Mężczyzna spojrzał z uniesioną brwią na chłopaka i chwycił jego dłoń z takim samym wyrazem twarzy jak wcześniej!
No co tu się dzieje do cholery?!
Ja już dawno rzuciłabym się mu na szyję! Skrzywiłam się i poczułam za sobą słodki specyficzny zapach.
Oj
- Powiesz mi o co chodzi? - powiedział, a ja cofnęłam się tak, że stałam z nim ramię w ramię.
- Nie mam pojęcia- westchnęłam.
I wtedy wszystko potoczyło się szybko.
Dave przyciągnął do siebie Nialla i przytulił go jak ojciec syna.
Centralnie!
Widziałam zaskoczenie na twarzy przyjaciela, który zdawał się być zdziwiony tą reakcją.
- Wróciłeś- powiedział i uśmiechnął się do niego.
- Do domu- odparł Horan- i mam zamiar to wytworzyć.
- Więc korzystaj- powiedział Mayer- zostało pół godziny do północy- spojrzał na mnie z jakby dumą.
Duma?
Spięłam się natychmiast.
Coraz bardziej dociera do mnie to co się dzieje.
Nagle spojrzenie Dave'a wylądowało na osobniku po mojej prawej, a oczy mu pociemniały.
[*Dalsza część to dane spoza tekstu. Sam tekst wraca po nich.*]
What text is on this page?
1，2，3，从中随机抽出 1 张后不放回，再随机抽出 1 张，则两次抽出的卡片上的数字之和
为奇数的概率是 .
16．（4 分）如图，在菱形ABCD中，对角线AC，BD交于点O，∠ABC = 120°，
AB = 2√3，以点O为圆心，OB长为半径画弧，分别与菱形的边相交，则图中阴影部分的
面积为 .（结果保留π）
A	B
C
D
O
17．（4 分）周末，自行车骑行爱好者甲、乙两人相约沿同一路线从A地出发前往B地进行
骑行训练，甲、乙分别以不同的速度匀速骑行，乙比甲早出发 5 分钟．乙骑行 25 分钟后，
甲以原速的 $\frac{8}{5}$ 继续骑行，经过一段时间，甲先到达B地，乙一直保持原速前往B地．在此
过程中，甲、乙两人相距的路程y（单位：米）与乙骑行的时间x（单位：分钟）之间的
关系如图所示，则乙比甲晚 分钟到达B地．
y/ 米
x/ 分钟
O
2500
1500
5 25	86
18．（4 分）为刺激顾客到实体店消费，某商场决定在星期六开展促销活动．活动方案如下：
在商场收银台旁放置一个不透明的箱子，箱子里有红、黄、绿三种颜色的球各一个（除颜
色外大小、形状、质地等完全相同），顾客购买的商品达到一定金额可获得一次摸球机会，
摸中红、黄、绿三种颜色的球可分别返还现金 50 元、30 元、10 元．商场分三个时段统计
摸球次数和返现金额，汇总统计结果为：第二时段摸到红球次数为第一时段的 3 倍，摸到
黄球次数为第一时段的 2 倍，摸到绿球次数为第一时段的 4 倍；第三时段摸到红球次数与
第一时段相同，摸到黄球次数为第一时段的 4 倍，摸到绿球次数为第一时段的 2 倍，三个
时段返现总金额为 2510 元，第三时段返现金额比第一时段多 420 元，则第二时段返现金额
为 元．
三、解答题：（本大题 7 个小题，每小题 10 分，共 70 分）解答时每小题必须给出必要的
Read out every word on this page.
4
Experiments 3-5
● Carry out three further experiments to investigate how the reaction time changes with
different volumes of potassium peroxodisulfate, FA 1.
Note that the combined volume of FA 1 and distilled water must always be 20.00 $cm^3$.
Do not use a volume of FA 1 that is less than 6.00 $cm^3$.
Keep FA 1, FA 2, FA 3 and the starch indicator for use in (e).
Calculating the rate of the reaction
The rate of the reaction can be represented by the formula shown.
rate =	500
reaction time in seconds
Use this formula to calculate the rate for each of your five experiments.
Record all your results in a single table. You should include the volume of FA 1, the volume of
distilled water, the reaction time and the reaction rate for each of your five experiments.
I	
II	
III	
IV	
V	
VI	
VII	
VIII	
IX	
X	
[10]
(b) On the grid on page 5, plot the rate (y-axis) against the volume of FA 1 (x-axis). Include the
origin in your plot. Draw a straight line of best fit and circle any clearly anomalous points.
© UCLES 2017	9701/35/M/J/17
Podszedł powoli i stanął naprzeciw Malika. Myślałam, że ten tak jak wszyscy inni poczuje się przy nim po prostu malutki, ale nie!
Malik był wyraźnie zrelaksowany i cholernie pewny siebie!
Jakim cudem!
Tylko ja tak potrafię przecież!
- Malik- głos Dave'a przeciął powietrze jak świeżo naostrzony miecz.
- We własnej osobie- odparł mulat jakby w ogóle nie przejęty tym tonem jakim wypowiedziane zostało jego nazwisko.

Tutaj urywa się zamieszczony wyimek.